Masing-masing calon mengklaim akan
menang. Bahkan calon No. urut dua menargetkan menang dalam satu putaran. Ini
sah. Namanya juga kompetisi. Semua pasti ingin menang. Wajar juga jika mematok target
terbaik. Adapun hasil, tunggu setelah tanggal 15 Februari nanti ketika
masyarakat telah menentukan pilihan. Menurut anda kira-kira siapa yang menang?
Pasti sulit menjawabnya. Jawaban akan cenderug subyektif.
Dalam tulisan ini saya ingin mengajak
anda berandai-anadi. Bagaimana jika Agus menang? Atau Ahok yang menang? Atau
Anies yang jadi gubernur? Berikut angan-angan saya ketika salah satu dari
mereka menang.
Jika Agus Yudhoyono
Agus Harimurti Yudhoyono (AHY)
berpasangan dengan Sylviana Murni.
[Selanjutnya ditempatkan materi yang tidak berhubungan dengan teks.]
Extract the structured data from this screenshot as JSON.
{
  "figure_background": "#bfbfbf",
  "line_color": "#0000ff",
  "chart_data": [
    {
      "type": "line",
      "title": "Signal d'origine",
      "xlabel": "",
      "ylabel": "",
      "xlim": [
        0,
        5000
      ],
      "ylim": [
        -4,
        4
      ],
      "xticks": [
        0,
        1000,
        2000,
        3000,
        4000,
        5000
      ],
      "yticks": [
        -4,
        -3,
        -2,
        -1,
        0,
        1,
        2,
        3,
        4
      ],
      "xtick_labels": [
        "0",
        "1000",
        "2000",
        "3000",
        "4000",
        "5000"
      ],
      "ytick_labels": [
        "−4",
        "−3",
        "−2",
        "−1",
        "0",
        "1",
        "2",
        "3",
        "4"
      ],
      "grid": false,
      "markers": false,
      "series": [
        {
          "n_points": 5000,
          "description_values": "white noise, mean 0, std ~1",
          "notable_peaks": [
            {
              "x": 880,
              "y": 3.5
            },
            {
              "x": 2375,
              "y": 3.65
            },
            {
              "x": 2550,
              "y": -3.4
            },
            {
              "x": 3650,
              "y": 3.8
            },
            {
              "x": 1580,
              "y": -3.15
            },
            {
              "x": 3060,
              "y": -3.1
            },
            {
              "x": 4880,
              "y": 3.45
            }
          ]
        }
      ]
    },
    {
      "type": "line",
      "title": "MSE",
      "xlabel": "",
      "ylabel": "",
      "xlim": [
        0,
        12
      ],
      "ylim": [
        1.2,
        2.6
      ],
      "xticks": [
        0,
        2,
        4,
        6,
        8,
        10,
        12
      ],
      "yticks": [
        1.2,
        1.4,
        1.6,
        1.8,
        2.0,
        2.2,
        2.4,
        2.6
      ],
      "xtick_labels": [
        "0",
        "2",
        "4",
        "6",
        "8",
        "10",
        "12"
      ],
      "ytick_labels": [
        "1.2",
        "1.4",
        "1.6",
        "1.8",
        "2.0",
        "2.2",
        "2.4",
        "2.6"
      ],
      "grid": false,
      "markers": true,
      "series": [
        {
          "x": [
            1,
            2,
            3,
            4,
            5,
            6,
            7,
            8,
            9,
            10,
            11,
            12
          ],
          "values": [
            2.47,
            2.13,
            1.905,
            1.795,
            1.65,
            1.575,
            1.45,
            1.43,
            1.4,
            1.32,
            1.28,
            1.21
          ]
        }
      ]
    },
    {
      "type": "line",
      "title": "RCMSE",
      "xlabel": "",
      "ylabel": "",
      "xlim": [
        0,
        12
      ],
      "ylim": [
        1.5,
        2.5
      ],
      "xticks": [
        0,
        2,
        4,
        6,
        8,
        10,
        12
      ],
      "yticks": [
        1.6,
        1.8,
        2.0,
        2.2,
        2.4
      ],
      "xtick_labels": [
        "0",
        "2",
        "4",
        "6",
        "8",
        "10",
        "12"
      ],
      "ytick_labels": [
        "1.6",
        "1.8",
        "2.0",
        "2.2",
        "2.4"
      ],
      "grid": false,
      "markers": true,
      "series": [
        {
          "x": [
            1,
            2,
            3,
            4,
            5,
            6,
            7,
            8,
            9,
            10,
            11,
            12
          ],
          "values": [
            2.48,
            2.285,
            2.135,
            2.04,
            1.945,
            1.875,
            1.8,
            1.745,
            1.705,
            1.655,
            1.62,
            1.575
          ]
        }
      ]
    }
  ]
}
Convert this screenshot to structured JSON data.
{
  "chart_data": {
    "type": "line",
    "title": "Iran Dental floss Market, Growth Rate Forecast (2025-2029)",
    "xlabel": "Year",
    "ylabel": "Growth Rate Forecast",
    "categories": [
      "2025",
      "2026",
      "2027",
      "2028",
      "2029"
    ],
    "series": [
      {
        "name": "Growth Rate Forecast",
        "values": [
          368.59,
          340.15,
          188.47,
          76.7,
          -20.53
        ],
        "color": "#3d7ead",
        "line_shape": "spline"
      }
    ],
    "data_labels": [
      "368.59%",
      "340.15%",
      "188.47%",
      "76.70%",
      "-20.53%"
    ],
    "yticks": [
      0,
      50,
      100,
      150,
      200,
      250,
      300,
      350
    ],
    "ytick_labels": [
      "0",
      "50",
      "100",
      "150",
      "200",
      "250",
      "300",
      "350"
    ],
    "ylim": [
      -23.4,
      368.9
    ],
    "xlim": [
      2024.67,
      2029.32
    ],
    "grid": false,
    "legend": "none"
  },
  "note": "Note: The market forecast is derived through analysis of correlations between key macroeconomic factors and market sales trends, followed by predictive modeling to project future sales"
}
AHY muncul ke permukaan secara mendadak. Tak
pernah disebut sebelumnya. AHY-Sylviana merupakan akibat dari pecahnya koalisi
kekeluagaan. Koalisi (PD, PPP, PAN) ini
dibidani oleh mantan Presiden SBY di Cekeas. Di awal kemunculannya, kemampuann
AHY banyak diragukan. Dia dianggap mendompleng popularitas sang ayah. Bahkan,
pengamat politik dari LIPI Ikarar Nusabakti menyebutnya sebagai anak ingusan.
Beda dulu beda sekarang. Suara AHY
merangkak naik, membaik. Paling tidak itu yang diyakini oleh pendukungnya.
Terlebih, setelah Ahok ditetapkan sebagai tersangka. Nampaknya, upaya berbagai
pihak termasuk SBY menggoreng kasus penistaan agama membuahkan hasil. Dalam survei Lingkaran Survei Indonesia
(LSI) Denny JA, elektabilitas Agus-Sylviana meningkat 10 persen. Menurut survei
tersebut, AHY menempati urutan kedua terpaut tipis dengan Anies-Sandi.
Terlepas jika survei itu salah
(seperti dituduhkan banyak pihak), AHY-Sylviana sekarang layak diperhitungkan.
Pasangan ini menjadi kuda hitam yang bisa jadi membuat kejutan di akhir pilkada,
bisa memenangkan. Kemenangan satu putaran kelihatannya sulit sebab kontestan
berjumlah tiga pasang. Jika AHY-Sylviana berhadapan dengan Anies seperti hasil
survei LSI milik Denny JA, maka partai pendukung Ahok akan terbelah. PDI-P
dipastikan bergabung ke Anies. Rasanya tak mungkin ke AHY melihat perseteruan
Mega-SBY yang hingga kini belum selesai bahkan berlanjut ke Jokowi. Sedangkan
Nasdem, Golkar dan Hanura juga ke Anis. Mereka masih kompak sebagai pendukung
Jokowi-JK maka pilihannya adalah Anies mengekor PDI-P.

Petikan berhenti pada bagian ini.